Previous smuggling attempts
This episode is the latest in a series of drug smuggling attempts that have been effectively curtailed by Israeli authorities. Two weeks prior, an IDF soldier intercepted a group of smugglers at the Israeli-Egyptian border, leading to the confiscation of drugs with a street value of approximately NIS 5 million (approximately $1,390,000 USD) and the arrest of two suspects.
Throughout the year 2023, the IDF has thwarted 30 such smuggling attempts, preventing drugs valued at approximately half a billion shekels from reaching the Israeli market.
These incidents, while disturbing, reflect the effectiveness of anti-smuggling measures put into place by the Israeli authorities.

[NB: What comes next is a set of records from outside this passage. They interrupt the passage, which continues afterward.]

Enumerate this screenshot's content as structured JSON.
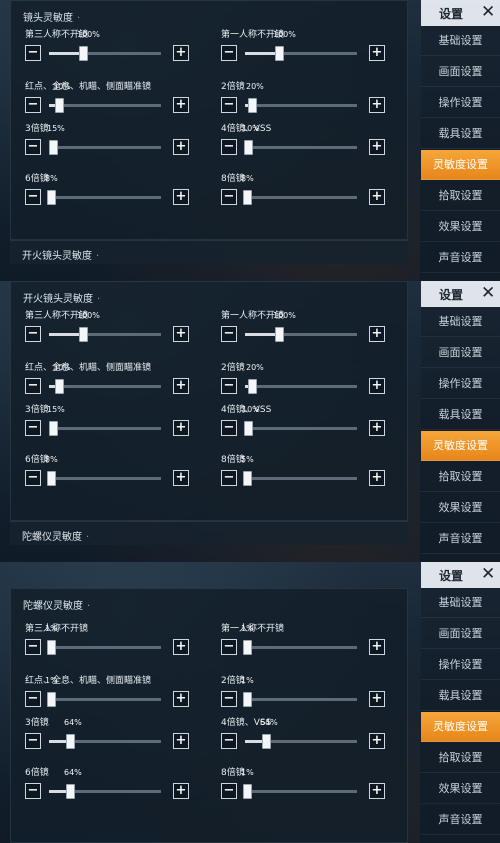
{
  "side_menu": {
    "title": "设置",
    "items": [
      "基础设置",
      "画面设置",
      "操作设置",
      "载具设置",
      "灵敏度设置",
      "拾取设置",
      "效果设置",
      "声音设置"
    ],
    "active": "灵敏度设置"
  },
  "screens": [
    {
      "section_title": "镜头灵敏度",
      "next_section": "开火镜头灵敏度",
      "controls": [
        {
          "label": "第三人称不开镜",
          "value": "100%",
          "level": 30
        },
        {
          "label": "第一人称不开镜",
          "value": "100%",
          "level": 30
        },
        {
          "label": "红点、全息、机瞄、侧面瞄准镜",
          "value": "30%",
          "level": 9
        },
        {
          "label": "2倍镜",
          "value": "20%",
          "level": 6
        },
        {
          "label": "3倍镜",
          "value": "15%",
          "level": 4
        },
        {
          "label": "4倍镜、VSS",
          "value": "10%",
          "level": 3
        },
        {
          "label": "6倍镜",
          "value": "8%",
          "level": 2
        },
        {
          "label": "8倍镜",
          "value": "8%",
          "level": 2
        }
      ]
    },
    {
      "section_title": "开火镜头灵敏度",
      "next_section": "陀螺仪灵敏度",
      "controls": [
        {
          "label": "第三人称不开镜",
          "value": "100%",
          "level": 30
        },
        {
          "label": "第一人称不开镜",
          "value": "100%",
          "level": 30
        },
        {
          "label": "红点、全息、机瞄、侧面瞄准镜",
          "value": "30%",
          "level": 9
        },
        {
          "label": "2倍镜",
          "value": "20%",
          "level": 6
        },
        {
          "label": "3倍镜",
          "value": "15%",
          "level": 4
        },
        {
          "label": "4倍镜、VSS",
          "value": "10%",
          "level": 3
        },
        {
          "label": "6倍镜",
          "value": "8%",
          "level": 2
        },
        {
          "label": "8倍镜",
          "value": "5%",
          "level": 1
        }
      ]
    },
    {
      "section_title": "陀螺仪灵敏度",
      "next_section": "",
      "controls": [
        {
          "label": "第三人称不开镜",
          "value": "1%",
          "level": 0
        },
        {
          "label": "第一人称不开镜",
          "value": "1%",
          "level": 0
        },
        {
          "label": "红点、全息、机瞄、侧面瞄准镜",
          "value": "1%",
          "level": 0
        },
        {
          "label": "2倍镜",
          "value": "1%",
          "level": 0
        },
        {
          "label": "3倍镜",
          "value": "64%",
          "level": 19
        },
        {
          "label": "4倍镜、VSS",
          "value": "64%",
          "level": 19
        },
        {
          "label": "6倍镜",
          "value": "64%",
          "level": 19
        },
        {
          "label": "8倍镜",
          "value": "1%",
          "level": 0
        }
      ]
    }
  ],
  "buttons": {
    "minus": "−",
    "plus": "+",
    "close": "✕"
  },
  "colors": {
    "accent": "#f0961f",
    "panel": "#121e2a"
  }
}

The profitability of drug smuggling
In a more extensive context, drug smuggling is a significant problem for Israel. Israeli smugglers, according to the IDF, can make a profit of $50,000-$70,000 from a single smuggling attempt that requires an up-front cost of $150,000. This lucrative criminal enterprise is not only restricted to the Israeli side; those on the Egyptian side of the border can profit $25,000-$35,000 from an attempt with an initial cost of $50,000.
In a report published by the European Union in 2014, it was indicated that a substantial portion of drugs smuggled into Israel are intended for domestic use. The report stated that "Israel is not a major narcotics producing or trafficking country, but has a significant domestic market for illegal drugs, facing an increasing demand for cocaine, hashish and marijuana, as well as heroin, LSD, and ecstasy."
Israel Police has been proactively tackling the issue, most recently by disbanding a South America-based cocaine smuggling ring operating in central Israel. Several suspects from Tira, a city in central Israel, were arrested following an international investigation conducted by the Central Unit of the police's Central District. The cocaine, worth tens of millions of shekels, was smuggled into Israel in 140 liters of bottles and hidden in the Triangle, an area of northern Israel.
These varied incidents underline the multifaceted and international nature of drug trafficking, with smuggling attempts regularly thwarted at airports, border crossings, and within Israel itself.